As well as tourists, Hong Kong is also struggling to attract and retain foreign residents and companies who have been exiting amid China’s tightening control. Beijing imposed a national security law on the region in 2020 that has been heavily criticised around the world and blamed for curbing democracy and free speech.
The territory has also suffered a blow from China’s economic slowdown, with fewer visitors from the mainland.
The bet on booze comes after Hong Kong successfully ditched wine duties in 2008 and established itself as an Asian wine trading hub.
The policy may also stem the flow of local residents travelling across the northern border to the Chinese city Shenzhen for dining out.

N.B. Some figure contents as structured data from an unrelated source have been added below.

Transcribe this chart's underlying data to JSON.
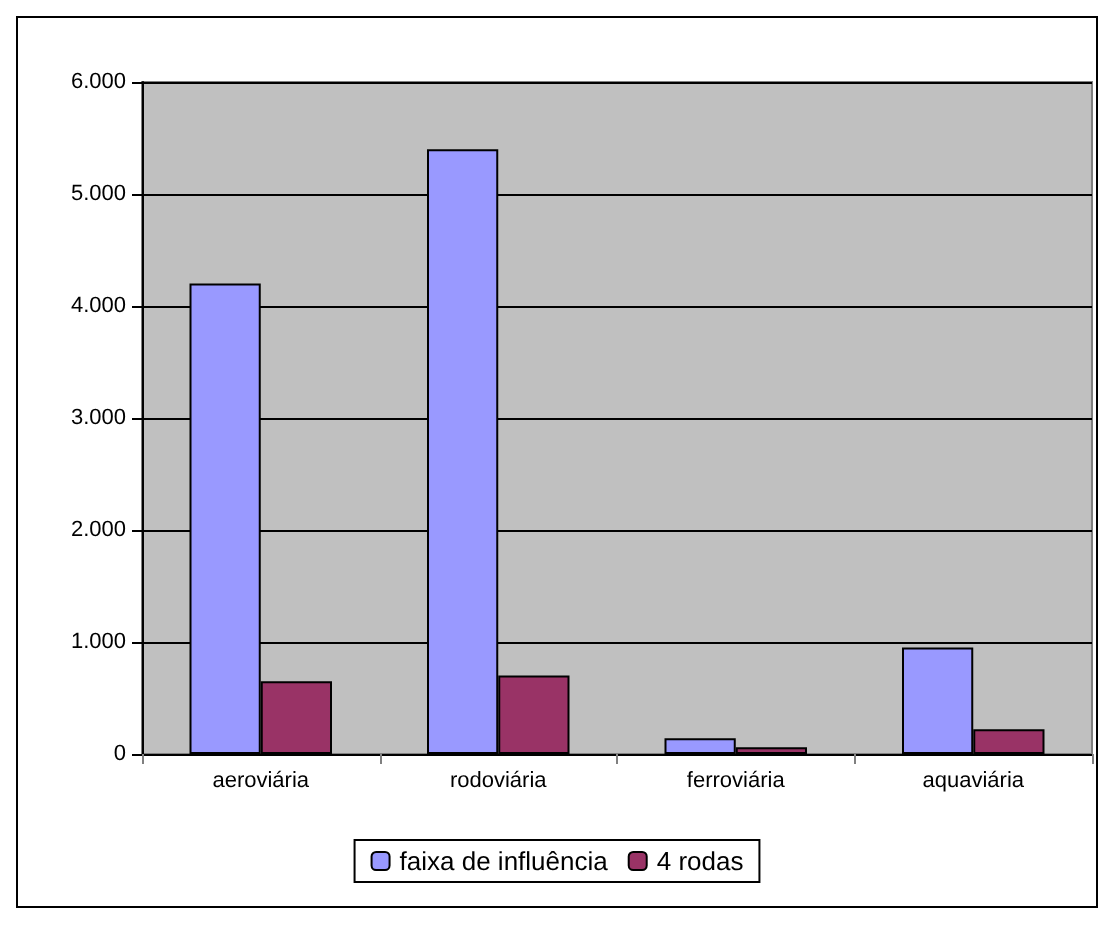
{
  "chart_data": {
    "type": "bar",
    "categories": [
      "aeroviária",
      "rodoviária",
      "ferroviária",
      "aquaviária"
    ],
    "series": [
      {
        "name": "faixa de influência",
        "color": "#9999ff",
        "values": [
          4200,
          5400,
          140,
          950
        ]
      },
      {
        "name": "4 rodas",
        "color": "#993366",
        "values": [
          650,
          700,
          60,
          220
        ]
      }
    ],
    "ylim": [
      0,
      6000
    ],
    "yticks": [
      {
        "value": 0,
        "label": "0"
      },
      {
        "value": 1000,
        "label": "1.000"
      },
      {
        "value": 2000,
        "label": "2.000"
      },
      {
        "value": 3000,
        "label": "3.000"
      },
      {
        "value": 4000,
        "label": "4.000"
      },
      {
        "value": 5000,
        "label": "5.000"
      },
      {
        "value": 6000,
        "label": "6.000"
      }
    ],
    "grid": "y",
    "legend": "bottom"
  }
}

The attempt to encourage drinking comes as younger generations in rich countries increasingly turn their back on alcohol in favour of healthier lifestyles and amid squeezed finances.
In other measures to try to push growth, the government will also loosen mortgage rules to support the struggling real estate sector.
Hong Kong’s 100pc alcohol tax was one of the highest in the world. Research from Oxford Economics showed that Laos is one of the few countries with an even higher tax on spirits of 110pc. In mainland China, the rate is between 15 and 25pc.
Separate figures from the World Health Organisation show that taxes account for 89pc of the cost of a typical bottle of spirits in Norway, while in the UK it is typically 64pc.